Maker: una proposta (a prima vista) poco avvincente

Qualche mese fa mi hanno chiamato da FrancoAngeli per chiedermi di scrivere un libro sui maker, o meglio sulla professione di maker. Non nascondo che il mio primo pensiero sia stato quello di rifiutare. 

Non mi sentivo pienamente parte del movimento e, diciamola tutta, partivo molto prevenuto.

Ho frequentato a lungo il mondo delle aziende, ho accompagnato percorsi di business sia nell’ambito produttivo che in quello della new economy, tra i produttori e gli sviluppatori di servizi. Solo recentemente ho incontrato il fenomeno maker, ne ho frequentato ambienti e manifestazioni, ho letto molto e molto mi sono confrontato con chi, dentro e fuori il fenomeno, cercava di capirne i contorni e le prospettive. La sensazione era quella di un diffuso scetticismo nel mondo industriale verso tutto ciò che riguarda il mondo maker. Il termine stesso, ancorato a un immaginario californiano così lontano dai distretti produttivi italiani. E poi la retorica, il modo di presentare un futuro con connotazioni quasi messianiche.

Un libro come un viaggio di esplorazione

Dopo la prima esitazione mi è però venuta un’idea. Forse la mia condizione, il mio punto di vista, sarebbe potuto essere un vantaggio. Ho pensato che avrei potuto esaminare il fenomeno in modo scientifico. Studiandolo da dentro e indagandolo da fuori. Ho così cominciato a viaggiare e a incontrare persone con cui confrontarmi. I maker dei Fab Lab e della Maker Faire all’inizio, ma subito dopo le risorse degli uffici tecnici aziendali, i manager della produzione, gli esperti di business, finanza e digitale. E poi gli imprenditori del mondo manifatturiero. Ne è nato un discorso corale pieno di casi reali, di valutazioni dal campo.

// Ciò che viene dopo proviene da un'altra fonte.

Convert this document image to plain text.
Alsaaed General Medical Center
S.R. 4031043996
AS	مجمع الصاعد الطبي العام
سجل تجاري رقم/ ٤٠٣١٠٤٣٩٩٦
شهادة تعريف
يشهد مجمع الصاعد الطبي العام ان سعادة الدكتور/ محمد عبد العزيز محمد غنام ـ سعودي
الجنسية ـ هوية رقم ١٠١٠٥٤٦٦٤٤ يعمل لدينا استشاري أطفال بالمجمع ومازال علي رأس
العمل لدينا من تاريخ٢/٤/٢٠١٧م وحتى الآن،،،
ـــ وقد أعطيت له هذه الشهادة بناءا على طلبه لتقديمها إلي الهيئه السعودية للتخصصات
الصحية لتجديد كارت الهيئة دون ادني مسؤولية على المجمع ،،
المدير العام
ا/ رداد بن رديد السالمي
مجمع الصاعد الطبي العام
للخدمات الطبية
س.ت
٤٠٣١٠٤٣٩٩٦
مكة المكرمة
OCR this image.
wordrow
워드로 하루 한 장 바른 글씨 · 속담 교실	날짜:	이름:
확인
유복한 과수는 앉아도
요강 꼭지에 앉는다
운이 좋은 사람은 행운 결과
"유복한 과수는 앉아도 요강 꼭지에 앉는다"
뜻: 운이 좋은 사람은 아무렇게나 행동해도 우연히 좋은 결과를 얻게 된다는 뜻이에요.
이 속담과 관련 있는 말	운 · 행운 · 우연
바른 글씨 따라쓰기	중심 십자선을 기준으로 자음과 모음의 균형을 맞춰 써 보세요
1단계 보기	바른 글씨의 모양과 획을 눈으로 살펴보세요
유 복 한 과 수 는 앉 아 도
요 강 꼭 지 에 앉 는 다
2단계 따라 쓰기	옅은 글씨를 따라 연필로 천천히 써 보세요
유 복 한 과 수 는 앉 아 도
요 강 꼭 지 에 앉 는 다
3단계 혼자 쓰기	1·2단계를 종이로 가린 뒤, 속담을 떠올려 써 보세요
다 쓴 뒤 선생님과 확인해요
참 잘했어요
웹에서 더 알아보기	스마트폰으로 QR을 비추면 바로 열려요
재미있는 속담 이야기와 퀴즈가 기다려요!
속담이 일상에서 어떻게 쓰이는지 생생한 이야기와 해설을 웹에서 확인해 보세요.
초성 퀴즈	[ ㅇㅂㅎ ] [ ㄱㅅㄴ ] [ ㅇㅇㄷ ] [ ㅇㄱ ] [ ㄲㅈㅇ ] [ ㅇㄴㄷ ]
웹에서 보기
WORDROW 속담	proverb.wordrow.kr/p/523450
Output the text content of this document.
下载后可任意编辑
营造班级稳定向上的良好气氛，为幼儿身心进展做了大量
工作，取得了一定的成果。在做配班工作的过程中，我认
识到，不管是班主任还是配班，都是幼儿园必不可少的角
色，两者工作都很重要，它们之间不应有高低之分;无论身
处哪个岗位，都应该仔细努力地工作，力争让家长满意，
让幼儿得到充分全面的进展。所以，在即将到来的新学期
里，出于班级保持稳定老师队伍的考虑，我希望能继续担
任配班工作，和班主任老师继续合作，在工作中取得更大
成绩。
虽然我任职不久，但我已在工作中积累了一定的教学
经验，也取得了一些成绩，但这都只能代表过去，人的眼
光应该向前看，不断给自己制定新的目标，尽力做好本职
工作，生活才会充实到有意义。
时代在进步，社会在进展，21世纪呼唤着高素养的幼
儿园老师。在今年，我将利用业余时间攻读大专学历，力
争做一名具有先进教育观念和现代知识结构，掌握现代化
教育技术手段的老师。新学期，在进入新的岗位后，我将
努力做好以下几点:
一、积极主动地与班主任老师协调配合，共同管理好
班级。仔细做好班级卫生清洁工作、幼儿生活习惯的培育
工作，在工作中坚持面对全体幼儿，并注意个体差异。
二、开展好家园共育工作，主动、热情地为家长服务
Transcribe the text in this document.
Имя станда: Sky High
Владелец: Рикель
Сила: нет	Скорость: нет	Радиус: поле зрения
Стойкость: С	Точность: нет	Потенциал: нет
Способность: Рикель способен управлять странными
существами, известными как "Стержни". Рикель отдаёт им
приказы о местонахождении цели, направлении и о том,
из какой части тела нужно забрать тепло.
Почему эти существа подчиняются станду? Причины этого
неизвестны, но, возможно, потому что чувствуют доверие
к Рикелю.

Una prospettiva affascinante, con un ma…

Alla fine il giudizio non è cambiato e tante critiche che valutavano il fenomeno sono rimaste, ma allo stesso tempo è nato un ruolo ideale cui il maker oggi dovrebbe ambire. Ci sono le condizioni per trasformare la propria passione in qualcosa che le aziende potranno integrare. L’alternativa è esaurirsi e scomparire allo spegnimento dei riflettori mediatici che per non molto tempo ancora rimarranno puntati sui giovani eroi della quarta rivoluzione industriale. Questo sarebbe grave per i suoi protagonisti, ma anche per le aziende che avrebbero perso un’occasione per cogliere quello che di buono e innovativo gli attuali maker possono portare. E di nuovi modi di pensare le aziende italiane hanno davvero bisogno.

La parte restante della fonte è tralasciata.